On 29 September 2022, after , the mission completed successfully as planned with a landing on the Kazakh Steppe in Kazakhstan.

== Crew ==
The three-Russian member crew were named in May 2021. Although NASA had not decided whether or not they would purchase a seat on the flight, NASA astronaut Loral O'Hara was preparing to replace Sergey Korsakov if the agency decided to buy a seat. Later, NASA decided not to acquire a seat on the Soyuz MS-21 launching in March 2022, deferring a NASA Roscosmos seat swap for Soyuz MS-22 and SpaceX Crew-5.

Prime crew
| Position | Cosmonaut |  |
|---|---|---|
| Commander | Oleg Artemyev Expedition 66/67 Third and last spaceflight |  |
| Flight engineer | Denis Matveev Expedition 66/67 Only spaceflight |  |
| Flight engineer | Sergey Korsakov Expedition 66/67 Only spaceflight |  |

Backup crew
| Position | Cosmonaut |  |
|---|---|---|
| Commander | Sergey Prokopyev |  |
| Flight engineer | Dmitry Petelin |  |
| Flight engineer | Anna Kikina |  |

== Arrival suits ==
The arriving cosmonauts at the station have gained particular international attention after entering in bright yellow suits with blue elements, having changed before and after into different suits.
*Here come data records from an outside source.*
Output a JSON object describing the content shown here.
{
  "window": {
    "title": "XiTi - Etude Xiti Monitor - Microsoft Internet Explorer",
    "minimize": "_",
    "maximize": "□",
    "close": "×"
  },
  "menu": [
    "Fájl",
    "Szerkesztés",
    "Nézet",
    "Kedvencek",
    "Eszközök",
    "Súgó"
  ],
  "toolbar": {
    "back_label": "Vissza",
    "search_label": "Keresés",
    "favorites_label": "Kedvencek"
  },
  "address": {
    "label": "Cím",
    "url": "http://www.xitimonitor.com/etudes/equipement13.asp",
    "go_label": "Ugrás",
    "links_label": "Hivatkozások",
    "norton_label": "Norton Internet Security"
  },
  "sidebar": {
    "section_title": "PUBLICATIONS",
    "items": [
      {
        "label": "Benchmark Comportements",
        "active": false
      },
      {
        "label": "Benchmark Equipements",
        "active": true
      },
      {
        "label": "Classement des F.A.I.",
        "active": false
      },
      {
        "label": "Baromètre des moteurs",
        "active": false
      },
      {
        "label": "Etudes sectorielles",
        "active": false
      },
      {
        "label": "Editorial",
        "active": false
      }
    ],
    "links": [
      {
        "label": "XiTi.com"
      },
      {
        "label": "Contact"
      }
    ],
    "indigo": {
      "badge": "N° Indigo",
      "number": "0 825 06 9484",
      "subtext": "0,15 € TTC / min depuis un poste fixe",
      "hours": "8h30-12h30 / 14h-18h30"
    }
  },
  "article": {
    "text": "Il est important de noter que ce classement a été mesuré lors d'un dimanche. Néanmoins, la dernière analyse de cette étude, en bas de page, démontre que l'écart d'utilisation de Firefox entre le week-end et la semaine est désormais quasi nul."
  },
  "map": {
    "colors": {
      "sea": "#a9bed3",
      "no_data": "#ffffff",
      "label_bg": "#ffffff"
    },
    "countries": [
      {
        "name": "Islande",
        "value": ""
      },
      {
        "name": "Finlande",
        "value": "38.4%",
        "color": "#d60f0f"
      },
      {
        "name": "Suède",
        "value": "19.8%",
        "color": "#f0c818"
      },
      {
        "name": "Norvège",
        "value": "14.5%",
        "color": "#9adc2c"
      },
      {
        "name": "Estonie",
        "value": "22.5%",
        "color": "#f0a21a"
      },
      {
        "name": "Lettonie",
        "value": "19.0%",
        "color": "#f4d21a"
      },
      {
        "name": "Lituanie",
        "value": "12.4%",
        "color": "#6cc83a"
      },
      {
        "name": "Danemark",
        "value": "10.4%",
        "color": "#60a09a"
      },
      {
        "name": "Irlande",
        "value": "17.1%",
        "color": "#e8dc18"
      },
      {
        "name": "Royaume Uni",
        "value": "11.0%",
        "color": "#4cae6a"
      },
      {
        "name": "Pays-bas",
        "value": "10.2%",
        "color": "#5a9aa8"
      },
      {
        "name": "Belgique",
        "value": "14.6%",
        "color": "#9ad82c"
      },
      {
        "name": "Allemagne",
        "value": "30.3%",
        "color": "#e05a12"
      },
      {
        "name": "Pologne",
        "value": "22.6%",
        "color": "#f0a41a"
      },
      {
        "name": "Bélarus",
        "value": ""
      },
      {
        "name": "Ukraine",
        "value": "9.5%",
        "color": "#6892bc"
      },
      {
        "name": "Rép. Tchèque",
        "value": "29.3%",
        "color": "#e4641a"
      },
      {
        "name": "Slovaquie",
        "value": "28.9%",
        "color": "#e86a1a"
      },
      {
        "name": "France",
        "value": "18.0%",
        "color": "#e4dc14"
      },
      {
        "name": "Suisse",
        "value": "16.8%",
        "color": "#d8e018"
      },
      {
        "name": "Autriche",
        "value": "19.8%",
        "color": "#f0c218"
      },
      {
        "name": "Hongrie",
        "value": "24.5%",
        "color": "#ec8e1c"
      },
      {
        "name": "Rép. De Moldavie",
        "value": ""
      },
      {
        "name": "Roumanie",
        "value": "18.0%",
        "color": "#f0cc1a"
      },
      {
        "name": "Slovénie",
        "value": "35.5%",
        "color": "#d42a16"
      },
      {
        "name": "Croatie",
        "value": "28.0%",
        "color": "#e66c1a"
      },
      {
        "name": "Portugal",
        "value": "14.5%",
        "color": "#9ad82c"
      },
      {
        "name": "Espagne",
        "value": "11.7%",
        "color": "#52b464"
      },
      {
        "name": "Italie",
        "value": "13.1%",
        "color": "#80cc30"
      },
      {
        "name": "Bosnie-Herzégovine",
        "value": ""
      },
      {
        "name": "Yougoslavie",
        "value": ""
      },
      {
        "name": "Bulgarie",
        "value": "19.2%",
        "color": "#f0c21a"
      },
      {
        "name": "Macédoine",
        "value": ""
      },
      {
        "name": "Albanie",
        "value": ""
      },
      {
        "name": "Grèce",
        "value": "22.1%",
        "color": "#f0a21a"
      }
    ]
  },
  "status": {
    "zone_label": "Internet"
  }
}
International commentators saw in these colours the national colours of Ukraine and interpreted the personal choice of suits by the cosmonauts as a sign of their sympathy for Ukraine in the light of the parallel ongoing 2022 Russian invasion of Ukraine, which strained also space cooperation such as the ISS program after international sanctions on Russia. The cosmonauts said when asked about the colours that the yellow suits needed to be used, and Roscosmos followed with a statement that the colours are to be read as the identifying colours of the Bauman Moscow State Technical University, from which all three cosmonauts graduated.